This summer, 26 students explored health, environment, education and economics for four weeks this summer, all across Ghana.
Two courses worked together in the African country — Global Health Issues (biology) and for the first time, Global Development in Ghana (sociology) — drawing on a longtime Geneseo partnership with organizations and leaders.
Each course examines themes of interdependence and interconnectedness, as Ghana undergoes rapid change with a fast-growing economy.
Professor of Biology Susan Bandoni Muench has led the global health course since 2010. It is the first year Lecturer of Sociology and Political Sciences Joanna Kirk led the sociology course. Each course is separate, but both groups visit most of the same locations and activities.
Some locations they visited included: a cacao farmer’s cooperative where they discussed effects of climate change on livelihoods; microfinance professionals; a regional hospital at which staff are pioneering disease treatments, and UNESCO World Heritage sites related to the transatlantic slave trade on the south coast.
For global development, Kirk says students considered the causes and impacts of economic and social change on the individuals and communities they meet. The class also pushed students to ask hard questions about historical and current change in the world, region, and country.
Such an interdisciplinary approach is a cornerstone of Geneseo academics, and why the global health and global development courses work together.
There was also a week-long, hands-on research and service-learning aspect to the courses. Muench has studied schistosomiasis, a tropical disease transferred by snails, through water, for more than 20 years. Students visited a disadvantaged community in the outskirts of Accra and collected snails, as well as fecal and urine samples of school children, to look for evidence of schistosomiasis infection. Geneseo students tested samples in the lab.

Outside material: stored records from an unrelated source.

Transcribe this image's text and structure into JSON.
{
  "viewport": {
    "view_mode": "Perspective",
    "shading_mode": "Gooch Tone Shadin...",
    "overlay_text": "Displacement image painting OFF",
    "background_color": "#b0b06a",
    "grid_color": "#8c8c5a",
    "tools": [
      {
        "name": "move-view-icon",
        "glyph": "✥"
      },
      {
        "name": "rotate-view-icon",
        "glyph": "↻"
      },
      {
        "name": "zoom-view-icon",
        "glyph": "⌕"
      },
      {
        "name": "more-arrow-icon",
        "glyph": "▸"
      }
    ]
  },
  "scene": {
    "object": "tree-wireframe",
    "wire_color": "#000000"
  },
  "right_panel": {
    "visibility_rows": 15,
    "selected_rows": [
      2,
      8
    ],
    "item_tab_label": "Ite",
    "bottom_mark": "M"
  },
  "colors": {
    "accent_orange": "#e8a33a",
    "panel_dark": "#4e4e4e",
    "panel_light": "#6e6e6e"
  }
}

The students also conducted a survey of water-contact patterns and knowledge of the disease among families, and provided some education to the community, says Muench.
In context, says Muench, “students get a much better understanding of the complexity of some of the challenges. From the other side of the world, some of these problems can look like they would be easy to fix. They also have a chance to meet some dynamic Ghanaians working to solve some of these problems, and that can be pretty inspiring.”